Au premier trimestre, la plateforme a généré 178,7 millions de dollars de revenus. L'activité de trading a représenté environ 96 % de ce montant, la contribution du réseau sous-jacent étant minime.

Selon les experts de CoinShares, le cas d'Hyperliquid démontre que la principale valeur économique de la finance on-chain pourrait se concentrer au niveau de l'application.
Contrairement aux blockchains généralistes, qui tirent principalement leurs revenus des frais, une plateforme verticalement intégrée génère des revenus directement grâce à l'activité des utilisateurs.
Ce modèle exerce une pression sur les réseaux généralistes. Si les revenus continuent de se concentrer sur les applications, les blockchains devront trouver des moyens de se développer, soit en lançant leurs propres services, soit en s'intégrant plus étroitement aux protocoles clés.
Formation de la structure du marché
Les auteurs du rapport ont conclu que la finance hybride peut déjà être évaluée à travers des segments spécifiques : les stablecoins, les fonds tokenisés, les actions, les matières premières, les entreprises sur la blockchain et les réseaux de règlement.
Ils décrivent le mécanisme de distribution de la valeur comme suit : les actifs attirent les liquidités, les applications les convertissent en revenus et les blockchains monétisent l'activité transactionnelle associée.

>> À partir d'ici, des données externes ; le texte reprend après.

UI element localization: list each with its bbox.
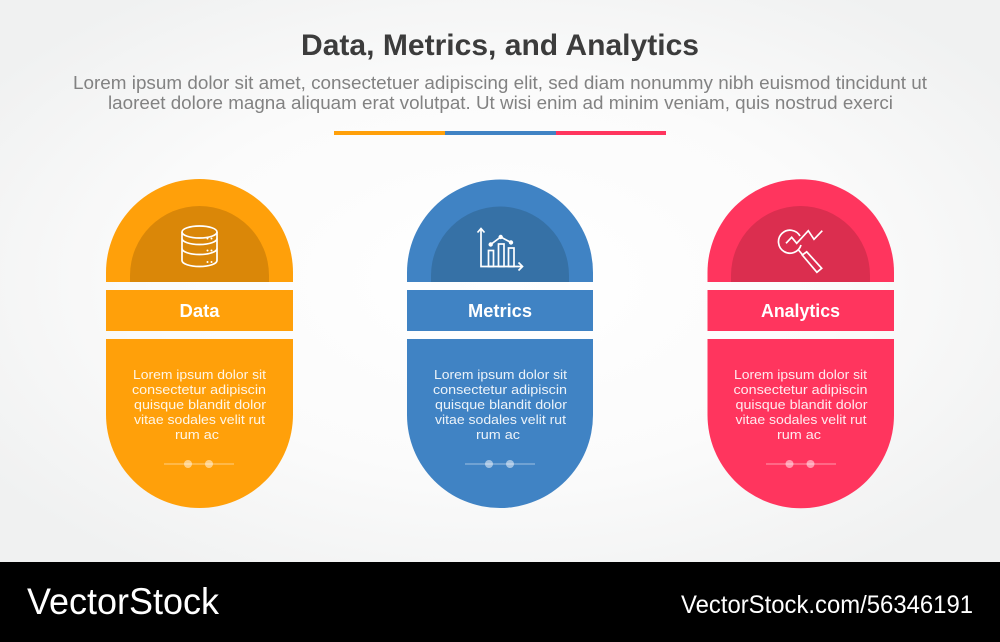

La question clé pour le marché demeure de savoir quels émetteurs, applications et réseaux seront en mesure de maintenir la liquidité et l'activité des utilisateurs au cours des prochains trimestres.
Pour rappel, en avril, les analystes de Jefferies avaient averti que les récents piratages dans le secteur de la finance décentralisée (DeFi) pourraient temporairement ralentir l'intérêt des sociétés financières traditionnelles pour l'adoption des technologies blockchain.